Anton Harant, Antiquar im Kurort Mariánské Lázně (Marienbad), betreibt einen regen Handel mit NS-Devotionalien. Seine Kunden kommen aus deutschen Städten mit Namen, die für ihn schwer auszusprechen sind  ■ Von Marc-Thomas Boch

Es ist stets der gleiche Anblick. Er beobachtet die betagten Deutschen, die den Bäuchen der Reisebusse entsteigen. Da dies immer direkt vor dem Schaufenster seines kleinen Buchladens zu geschehen pflegt, ist er in der Lage, die Gesichter der Besucher genau zu mustern. Sie sind erfüllt von der Erwartung, Erwartetes erfüllt zu sehen. Die Gesichter sind oft freundlich und entspannt. Sie haben die schönen Stadtansichten von Mariánské Lázně im Reiseprospekt studiert und sehen die ihnen erinnerlichen Abbildungen vollauf bestätigt. Die Busse, sie kommen aus Herne, aus Pforzheim oder Görlitz. Sie kommen aus deutschen Städten, deren Namen er mühsam buchstabiert. Anton Harant bläst den Zigarettenrauch durch seine 70jährige Nase. Es sind immer Besucher dabei, die die Hauptstraße hinauf- und hinabblicken, dann jedoch aus den Augenwinkeln heraus die Auslagen seines Geschäfts streifen. Sie treten näher an die Schaufensterscheibe heran und unterhalten sich, stoßen sich gegenseitig an, zeigen auf etwas und nicken mit den Köpfen. Sie kneifen die Augen zusammen und spähen nach bibliophilen Besonderheiten, die sie im hinteren Teil seiner Auslagen vermuten. Anton Harant legt seine Zigarette im muschelförmigen Aschenbecher ab und greift nach seinem Quittungsblock. Gleich wird die Messingglocke über der Tür anschlagen. Die Deutschen werden seinen Laden betreten. Das ist sicher.
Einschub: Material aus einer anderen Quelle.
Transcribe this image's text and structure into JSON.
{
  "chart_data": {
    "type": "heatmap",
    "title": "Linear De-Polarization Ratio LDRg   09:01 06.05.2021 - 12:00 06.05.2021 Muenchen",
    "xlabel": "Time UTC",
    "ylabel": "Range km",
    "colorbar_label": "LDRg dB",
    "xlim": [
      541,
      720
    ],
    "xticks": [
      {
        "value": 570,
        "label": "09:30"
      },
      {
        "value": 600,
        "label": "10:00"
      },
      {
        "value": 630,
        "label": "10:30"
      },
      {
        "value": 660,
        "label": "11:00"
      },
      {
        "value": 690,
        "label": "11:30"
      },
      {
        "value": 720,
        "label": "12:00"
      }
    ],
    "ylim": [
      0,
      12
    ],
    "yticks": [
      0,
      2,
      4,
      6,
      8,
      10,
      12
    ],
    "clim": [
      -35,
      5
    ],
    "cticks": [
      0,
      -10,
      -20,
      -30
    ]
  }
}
Anton Harants Antiquariat liegt an der Hlavni Trida, der Hauptstraße des weltberühmten Kurortes Mariánské Lázně, dem ehemaligen Marienbad. Das Geschäft ist mehr als nur ein Laden, in dem alte Bücher und Zeitungen verkauft werden. An den drei Wänden des zur Straße liegenden vorderen Verkaufsraumes stehen antike Schränke, Bücherregale und Vitrinen. In der Mitte, auf einem wuchtigen Schreibtisch, ist allerhand Altertümliches angehäuft: Keksdosen aus der Jahrhundertwende, Kitschpostkarten aus den letzten Jahren der k.u.k. Monarchie, gußeiserne Bügeleisen, alte Cognacschwenker und eine unübersehbare Fülle an Zeitungen, Zeitschriften und Landkarten, deren Titel, Jahrgänge und territoriale Gültigkeit größtenteils einer Zeit angehören, die jenseits des Geburtsjahres von Anton Harant liegen dürfte. Natürlich gilt das primäre Interesse seiner Kunden den vergilbten Ansichten böhmischer Städte und Gegenden. Natürlich benutzen seine Kunden aus Bayern oder Sachsen weiterhin die deutschen Ortsnamen, wenn sie nach Postkarten aus Eger, Karlsbad oder Aussig fragen. Anton will da seinem Nachbarvolk nichts Falsches unterstellen. Als Antiquar weiß er um die Macht mitteleuropäischer Historie. Gewohnheit ist eben stark und dauerhaft.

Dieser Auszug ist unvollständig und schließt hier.